2.4.2. Aangezien niet duidelijk is hoe vorenstaand citaat zich verhoudt tot hetgeen door eiseres bij dagvaarding is gevorderd, zal de rechtbank de zaak naar de rol verwijzen teneinde eiseres in de gelegenheid te stellen zich bij akte daarover uit te laten.

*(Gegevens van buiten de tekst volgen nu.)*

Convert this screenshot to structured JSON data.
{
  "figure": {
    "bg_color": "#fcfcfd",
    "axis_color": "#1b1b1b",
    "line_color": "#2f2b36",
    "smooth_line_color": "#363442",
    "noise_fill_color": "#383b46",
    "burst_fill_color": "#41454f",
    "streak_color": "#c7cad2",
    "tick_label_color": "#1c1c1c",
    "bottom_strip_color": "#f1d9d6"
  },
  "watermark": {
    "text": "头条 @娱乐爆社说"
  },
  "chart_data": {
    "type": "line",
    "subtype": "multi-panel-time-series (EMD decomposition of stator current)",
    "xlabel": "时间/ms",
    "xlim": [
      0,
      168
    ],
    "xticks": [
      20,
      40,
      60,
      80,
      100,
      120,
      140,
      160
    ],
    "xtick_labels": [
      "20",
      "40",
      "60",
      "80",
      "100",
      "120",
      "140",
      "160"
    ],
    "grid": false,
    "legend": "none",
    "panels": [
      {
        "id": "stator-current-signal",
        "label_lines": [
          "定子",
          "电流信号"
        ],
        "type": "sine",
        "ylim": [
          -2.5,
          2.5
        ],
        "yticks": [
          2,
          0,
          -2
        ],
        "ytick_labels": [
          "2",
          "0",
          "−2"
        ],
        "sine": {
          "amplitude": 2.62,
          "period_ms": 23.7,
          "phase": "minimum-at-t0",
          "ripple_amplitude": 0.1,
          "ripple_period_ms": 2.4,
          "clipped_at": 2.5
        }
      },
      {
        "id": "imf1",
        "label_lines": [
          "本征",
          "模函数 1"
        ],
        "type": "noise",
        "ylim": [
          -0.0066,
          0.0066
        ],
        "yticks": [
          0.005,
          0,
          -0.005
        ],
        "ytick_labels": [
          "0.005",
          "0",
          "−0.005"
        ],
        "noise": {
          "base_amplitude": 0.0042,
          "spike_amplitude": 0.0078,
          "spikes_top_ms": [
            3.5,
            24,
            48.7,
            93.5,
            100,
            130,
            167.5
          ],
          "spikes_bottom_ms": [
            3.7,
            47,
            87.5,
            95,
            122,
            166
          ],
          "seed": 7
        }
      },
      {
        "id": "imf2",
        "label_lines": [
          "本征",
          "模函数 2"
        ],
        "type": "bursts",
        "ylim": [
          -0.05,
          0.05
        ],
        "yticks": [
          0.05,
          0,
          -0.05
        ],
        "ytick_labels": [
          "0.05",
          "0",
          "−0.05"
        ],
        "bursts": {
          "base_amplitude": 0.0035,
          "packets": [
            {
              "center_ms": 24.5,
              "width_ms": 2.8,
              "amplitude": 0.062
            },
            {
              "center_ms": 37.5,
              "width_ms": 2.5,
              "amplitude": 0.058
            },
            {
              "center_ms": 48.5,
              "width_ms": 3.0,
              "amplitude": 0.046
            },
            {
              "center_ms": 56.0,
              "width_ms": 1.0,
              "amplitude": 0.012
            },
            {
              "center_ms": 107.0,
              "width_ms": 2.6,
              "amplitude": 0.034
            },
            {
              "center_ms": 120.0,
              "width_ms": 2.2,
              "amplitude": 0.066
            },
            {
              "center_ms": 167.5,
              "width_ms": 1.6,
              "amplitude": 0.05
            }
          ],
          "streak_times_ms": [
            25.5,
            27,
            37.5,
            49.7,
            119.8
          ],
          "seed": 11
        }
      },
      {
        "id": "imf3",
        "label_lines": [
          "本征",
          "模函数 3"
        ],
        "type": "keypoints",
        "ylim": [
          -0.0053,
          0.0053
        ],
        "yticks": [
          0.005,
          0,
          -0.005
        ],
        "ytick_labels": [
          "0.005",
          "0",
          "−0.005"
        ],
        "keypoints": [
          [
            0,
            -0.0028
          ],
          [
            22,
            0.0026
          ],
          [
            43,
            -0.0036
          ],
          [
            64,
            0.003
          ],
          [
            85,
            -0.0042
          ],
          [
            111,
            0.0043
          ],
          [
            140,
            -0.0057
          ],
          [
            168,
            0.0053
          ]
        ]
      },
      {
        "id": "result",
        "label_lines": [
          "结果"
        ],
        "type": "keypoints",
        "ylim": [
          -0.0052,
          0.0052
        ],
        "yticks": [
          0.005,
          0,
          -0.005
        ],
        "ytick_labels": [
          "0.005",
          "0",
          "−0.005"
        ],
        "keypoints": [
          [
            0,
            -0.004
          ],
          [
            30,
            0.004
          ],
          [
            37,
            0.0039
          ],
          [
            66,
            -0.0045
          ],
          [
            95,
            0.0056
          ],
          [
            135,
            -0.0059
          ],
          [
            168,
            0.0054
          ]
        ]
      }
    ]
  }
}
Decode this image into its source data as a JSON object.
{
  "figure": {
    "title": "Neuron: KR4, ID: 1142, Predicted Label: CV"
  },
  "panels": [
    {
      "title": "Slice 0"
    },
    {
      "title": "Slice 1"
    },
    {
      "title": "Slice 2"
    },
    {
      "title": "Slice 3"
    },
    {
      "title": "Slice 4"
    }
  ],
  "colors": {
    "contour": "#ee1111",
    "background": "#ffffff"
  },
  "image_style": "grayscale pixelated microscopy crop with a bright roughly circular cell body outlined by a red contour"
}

Gedaagden kunnen hierop vervolgens eveneens bij akte reageren.
2.4.3. Tevens zal daarbij dienen te worden aangegeven óf daadwerkelijk sprake is van een situatie waarin nakoming “blijvend onmogelijk” is (als in vorenstaand citaat uit de conclusie van repliek bedoeld), mede gelet op de stand van zaken in voormelde procedure tussen de [A] en [gedaagde sub 1], waar niet onaannemelijk is dat daarin inmiddels (na door [gedaagde sub 1] ingesteld beroep in cassatie, zoals ter comparitie op 6 november 2008 aangegeven) een in kracht van gewijsde gegane rechterlijke uitspraak voor handen is en/of anderszins helderheid bestaat over de rechtsverhouding tussen de [A] en [gedaagde sub 1].
2.4.4. Teneinde zoveel mogelijk verdere juridische complicaties en daaruit wellicht voorvloeiende procedures te voorkomen - daargelaten uiteraard eventueel appel, c.q. cassatie in onderhavige procedure - dienen partijen zich ten slotte, voor zover relevant gelet op het hiervoor overwogene, uit te laten over de kwestie die in rechtsoverweging 2.2 van het tussenvonnis als volgt is omschreven, te weten: “dat de essentialia van de beoogde transacties enerzijds voldoende bepaalbaar zijn doch anderzijds nadere uitwerking behoeven, zoals ook uit de onderhavige brieven blijkt.”, waarbij zij ieder voor zich moeten aangeven op welke wijze die “nadere uitwerking” zou dienen te geschieden.
2.5. Iedere verdere beslissing wordt aangehouden.
3. De beslissing
De rechtbank
3.1. bepaalt dat de zaak weer op de rol zal komen van 19 mei 2010 voor het nemen van een akte door eiseres over hetgeen is vermeld onder 2.4.2 tot en met 2.4.4,
3.2. houdt iedere verdere beslissing aan.
Dit vonnis is gewezen door mr. T.R. Hidma en in het openbaar uitgesproken op 21 april 2010.